Antonim Ters anlamlı sözcükler. Sıcak-soğuk, iyi-kötü, acı-tatlı, kısa-uzun, güzel-çirkin gibi.
Apostrof Kesme işareti. Özel isimleri eklerinden ayırmak için (Ali'nin kalemi), sözcükteki düşen bir harfi belirtmek için (n'olur=ne olur), sözcüğün ekiyle karışmaması için (kola'nı içtin mi) kullanılır.
Araçsız Üslup Bir fikri, bir duyguyu söyleyenlerden doğrudan doğruya aktarmak. Monolog ve diyaloglar araçsız üslup örnekleridir.

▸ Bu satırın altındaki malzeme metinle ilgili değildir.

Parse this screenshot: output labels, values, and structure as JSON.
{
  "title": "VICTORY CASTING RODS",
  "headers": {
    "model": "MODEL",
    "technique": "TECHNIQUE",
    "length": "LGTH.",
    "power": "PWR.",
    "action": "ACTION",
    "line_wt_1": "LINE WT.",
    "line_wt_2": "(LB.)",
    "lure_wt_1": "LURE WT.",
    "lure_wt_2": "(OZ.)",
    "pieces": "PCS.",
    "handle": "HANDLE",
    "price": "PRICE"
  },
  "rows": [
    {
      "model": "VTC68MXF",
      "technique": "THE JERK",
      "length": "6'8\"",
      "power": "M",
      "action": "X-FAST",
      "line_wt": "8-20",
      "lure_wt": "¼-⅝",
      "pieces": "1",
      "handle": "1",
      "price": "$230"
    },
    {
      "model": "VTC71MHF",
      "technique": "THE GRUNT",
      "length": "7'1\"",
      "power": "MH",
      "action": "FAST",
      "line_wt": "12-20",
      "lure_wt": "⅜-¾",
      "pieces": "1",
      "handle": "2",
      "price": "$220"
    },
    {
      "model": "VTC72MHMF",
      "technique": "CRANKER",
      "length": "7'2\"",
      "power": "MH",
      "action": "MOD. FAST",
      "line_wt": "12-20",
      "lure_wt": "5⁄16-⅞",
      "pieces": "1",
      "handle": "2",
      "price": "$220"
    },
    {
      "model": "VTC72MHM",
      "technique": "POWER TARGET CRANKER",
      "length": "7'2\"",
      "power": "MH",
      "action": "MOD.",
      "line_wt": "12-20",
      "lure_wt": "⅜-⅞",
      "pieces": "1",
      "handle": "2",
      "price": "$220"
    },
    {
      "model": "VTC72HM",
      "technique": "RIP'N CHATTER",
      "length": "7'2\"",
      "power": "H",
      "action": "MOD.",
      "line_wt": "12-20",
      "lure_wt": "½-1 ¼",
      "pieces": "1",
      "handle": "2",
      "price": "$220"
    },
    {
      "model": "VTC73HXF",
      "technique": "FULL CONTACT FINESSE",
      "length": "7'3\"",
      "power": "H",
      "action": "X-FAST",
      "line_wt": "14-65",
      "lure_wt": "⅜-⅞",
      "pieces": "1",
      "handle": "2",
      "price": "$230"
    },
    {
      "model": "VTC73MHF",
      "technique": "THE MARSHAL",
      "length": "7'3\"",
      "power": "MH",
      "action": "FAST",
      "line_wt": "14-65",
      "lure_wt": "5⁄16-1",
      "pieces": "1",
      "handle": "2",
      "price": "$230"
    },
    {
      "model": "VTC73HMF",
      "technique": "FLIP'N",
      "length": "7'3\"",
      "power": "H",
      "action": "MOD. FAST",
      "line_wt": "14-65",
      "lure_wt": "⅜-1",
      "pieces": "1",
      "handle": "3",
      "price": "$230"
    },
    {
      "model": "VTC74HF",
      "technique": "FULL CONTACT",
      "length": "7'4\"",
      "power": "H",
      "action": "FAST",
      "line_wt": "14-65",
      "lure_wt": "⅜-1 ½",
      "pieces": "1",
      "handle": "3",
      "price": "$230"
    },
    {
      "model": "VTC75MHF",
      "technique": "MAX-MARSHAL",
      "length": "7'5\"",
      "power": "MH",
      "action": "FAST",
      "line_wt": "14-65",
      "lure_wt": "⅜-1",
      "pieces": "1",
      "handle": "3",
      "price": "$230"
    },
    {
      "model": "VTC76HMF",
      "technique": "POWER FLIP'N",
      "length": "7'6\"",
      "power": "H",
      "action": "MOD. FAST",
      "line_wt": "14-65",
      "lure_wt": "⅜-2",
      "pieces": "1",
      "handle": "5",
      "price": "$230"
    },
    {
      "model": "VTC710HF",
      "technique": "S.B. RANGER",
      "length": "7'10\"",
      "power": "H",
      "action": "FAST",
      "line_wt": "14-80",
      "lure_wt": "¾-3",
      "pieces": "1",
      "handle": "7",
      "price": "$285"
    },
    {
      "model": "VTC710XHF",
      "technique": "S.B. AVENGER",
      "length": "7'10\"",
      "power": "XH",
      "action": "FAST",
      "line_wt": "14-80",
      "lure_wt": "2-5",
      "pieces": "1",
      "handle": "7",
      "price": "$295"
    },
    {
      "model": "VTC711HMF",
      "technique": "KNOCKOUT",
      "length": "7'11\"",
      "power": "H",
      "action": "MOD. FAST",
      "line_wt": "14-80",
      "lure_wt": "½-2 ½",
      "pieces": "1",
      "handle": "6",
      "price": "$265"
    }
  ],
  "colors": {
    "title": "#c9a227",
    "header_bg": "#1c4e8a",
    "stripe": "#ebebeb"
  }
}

Argo Kullanılan ortak dilden ayrı olarak aynı meslek veya topluluktaki insanların kullandığı özel dil veya söz dağarcığı, jargon.
Arkaizm
1- Bir anlatıda dilden kaybolmuş ya da geçerliliğini yitirmiş sözcüklere ya da sözdizimlerine yer verme sanatı.
2- Bir dilin eskimiş sözcüklerini ya da cümle kuruluşlarını kullanarak edebi eser yaratma. Bu eserlere arkaik denir.
Artıklama Sözü ya da yazıyı gereksiz yere uzatma durumu.
Aruz Hecelerin uzunluk ve kısalık, kapalılık veya açıklık değerlerine göre, türlü ses kalıplarından oluşan divan şiiri nazım ölçüsü. Daha çok Divan Edebiyatı'nda kullanılır.